Atualizado em 15/01/2017

Uma diss, abreviação de “disrespect”, pode ser abrangente como uma linha ou específica como uma música inteira. Eu não gosto de taxar qualquer zoação como “diss”, ainda mais depois de terem banalizado a expressão, mas como só sente quem sofre, o desrespeito pode estar mesmo em qualquer zoação.

De qualquer jeito, as diss são tão antigas no hip hop como o próprio hip hop, provavelmente. E podem ser tão grandes como a rixa Tupac x BIG. No Brasil, ainda não rolou nada assim e com tão devastas consequências, mas Marechal e Cabal, MV Bill e Pregador Luo, Nocivo e Emicida, Zap-san e Projota, Costa Gold e Terceira Safra são algumas que lembro.

A mais recente é toda treta originada a partir da “Sulicídio”, dos nordestinos Baco e Diomedes, que, pelo amor de Brown, nem é uma diss. Os caras fazem uma crítica a um sistema que exalta quase que exclusivamente o que é lançado no eixo Rio-São Paulo; eles citam e tiram uma onda com nomes da região, mas não é algo contra estes nomes, se fosse há 10 anos, iam ser outros, não é pessoal com aqueles caras em questão.

Entretanto, como era de se esperar, alguns se doeram com o que foi falado e resolveram lançar respostas. O Costa Gold veio logo na sequência com “SulTaVivo” e, mais recentemente, o Nocivo Shomon lançou a “Disscarrego”.

Como meu ponto não é tanto o conteúdo das letras, vou deixar para outra publicação as linhas que lembram muito os mitos do racismo e da xenofobia reversos. A questão é que parece que nenhum dos rappers envolvidos ficou realmente puto com qualquer coisa ou se sentiu realmente ofendido, eles só queriam não parecer fracos perante seu público e também aproveitar todo barulho que a “Sulicídio” tinha gerado pra aparecer mais um pouco.

Aliás, todo esse barulho fez muita gente criticar os rappers nordestinos por terem usado o nome de vários caras populares na cena pra se promoverem e também fez muita gente criticar a mídia do hip hop por ter dado destaque a essa parada.

Quando o Vai Ser Rimando era um site de notícias do hip hop, eu notava facilmente como certas publicações eram recebidas de forma bastante diferente pelo público. Quando eu postava algo do, vamos dizer, Trilha Sonora do Gueto, normalmente ninguém comentava, rolava umas curtidas discretas. Já quando eu postava uma nova rima do Nocivo contra o Emicida ou qualquer outra polêmica, chovia de comentários e visualizações.

O curioso era ver os comentários que agrediam o mensageiro, como se fosse culpa do site aquilo estar acontecendo. Sem contar a velha reclamação do “vocês só publicam polêmicas, por que não aproveitam esse espaço pra divulgar grupos de rap desconhecidos?” e afins, embora quando a gente fazia isso, ninguém lia.

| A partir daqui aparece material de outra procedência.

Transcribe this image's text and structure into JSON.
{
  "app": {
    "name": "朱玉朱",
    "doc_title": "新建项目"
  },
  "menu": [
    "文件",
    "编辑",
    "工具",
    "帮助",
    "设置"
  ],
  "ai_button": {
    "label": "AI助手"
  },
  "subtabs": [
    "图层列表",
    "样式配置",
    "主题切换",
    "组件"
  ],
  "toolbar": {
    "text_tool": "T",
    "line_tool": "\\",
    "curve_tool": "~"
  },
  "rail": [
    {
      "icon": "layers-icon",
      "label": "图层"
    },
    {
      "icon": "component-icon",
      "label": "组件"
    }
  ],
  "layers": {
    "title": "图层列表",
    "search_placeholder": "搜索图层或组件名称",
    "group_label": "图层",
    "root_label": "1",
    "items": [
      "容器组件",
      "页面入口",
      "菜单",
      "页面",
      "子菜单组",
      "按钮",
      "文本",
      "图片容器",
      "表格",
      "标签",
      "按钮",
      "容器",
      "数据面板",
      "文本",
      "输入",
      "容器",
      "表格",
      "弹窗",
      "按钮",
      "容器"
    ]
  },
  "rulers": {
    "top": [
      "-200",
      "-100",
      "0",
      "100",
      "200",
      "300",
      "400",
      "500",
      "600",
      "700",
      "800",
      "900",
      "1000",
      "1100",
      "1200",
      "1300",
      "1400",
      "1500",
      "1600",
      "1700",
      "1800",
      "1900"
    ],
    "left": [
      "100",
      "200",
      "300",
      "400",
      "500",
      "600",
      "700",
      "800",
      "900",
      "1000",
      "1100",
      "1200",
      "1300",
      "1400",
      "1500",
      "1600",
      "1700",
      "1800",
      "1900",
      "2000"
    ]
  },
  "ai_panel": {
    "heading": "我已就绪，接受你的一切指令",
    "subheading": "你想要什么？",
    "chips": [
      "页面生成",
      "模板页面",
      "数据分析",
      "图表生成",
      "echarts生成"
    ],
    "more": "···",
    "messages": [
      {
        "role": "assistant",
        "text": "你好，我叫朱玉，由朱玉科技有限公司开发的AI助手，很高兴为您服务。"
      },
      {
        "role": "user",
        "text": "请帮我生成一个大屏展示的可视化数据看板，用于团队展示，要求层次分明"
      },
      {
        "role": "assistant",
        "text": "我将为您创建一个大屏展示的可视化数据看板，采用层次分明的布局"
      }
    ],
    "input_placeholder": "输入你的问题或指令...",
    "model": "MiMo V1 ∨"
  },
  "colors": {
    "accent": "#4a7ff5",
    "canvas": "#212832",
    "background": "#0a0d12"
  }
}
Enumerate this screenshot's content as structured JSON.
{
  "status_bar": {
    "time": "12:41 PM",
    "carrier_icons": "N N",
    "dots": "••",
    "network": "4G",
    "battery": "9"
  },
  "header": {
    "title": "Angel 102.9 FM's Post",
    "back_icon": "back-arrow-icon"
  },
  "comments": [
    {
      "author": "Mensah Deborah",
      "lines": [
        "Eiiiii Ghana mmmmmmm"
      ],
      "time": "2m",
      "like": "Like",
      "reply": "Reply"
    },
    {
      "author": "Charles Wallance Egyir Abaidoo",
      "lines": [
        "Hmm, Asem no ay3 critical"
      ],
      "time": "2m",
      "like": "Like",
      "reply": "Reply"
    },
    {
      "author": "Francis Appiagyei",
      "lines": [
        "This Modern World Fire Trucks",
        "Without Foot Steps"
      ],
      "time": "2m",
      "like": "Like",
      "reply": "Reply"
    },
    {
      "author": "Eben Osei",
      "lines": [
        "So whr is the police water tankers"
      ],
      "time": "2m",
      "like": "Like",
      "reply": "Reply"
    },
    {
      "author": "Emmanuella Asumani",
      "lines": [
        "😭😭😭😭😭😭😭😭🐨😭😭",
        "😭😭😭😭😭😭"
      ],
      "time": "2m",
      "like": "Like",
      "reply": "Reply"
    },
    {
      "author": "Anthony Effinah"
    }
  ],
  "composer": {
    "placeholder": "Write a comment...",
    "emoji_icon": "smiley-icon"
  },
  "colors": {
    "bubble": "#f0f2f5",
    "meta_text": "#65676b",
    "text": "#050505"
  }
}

O pior é que esses comentários, dentro dos algoritmos do Facebook, mostravam que as pessoas tavam engajando bem com a notícia, então fazia ela alcançar mais pessoas. Já a falta de engajamento em outros posts de “rappers desconhecidos”, como era sugerido, fazia com que ninguém os visse. O que sempre fazia eu me perguntar: será que é mesmo a mídia que atrai o público pras polêmicas ou é o público que destaca essas polêmicas nas mídias?

É aquela velha questão de quem veio primeiro: o ovo ou a galinha. Até porque, a própria existência dessas polêmicas são atreladas a ideia de que o público vai colar em peso. Ninguém faz uma diss pra uma pessoa desconhecida que encontrou na rua; os caras só responderam a “Sulicídio” porque a parada tava fazendo barulho.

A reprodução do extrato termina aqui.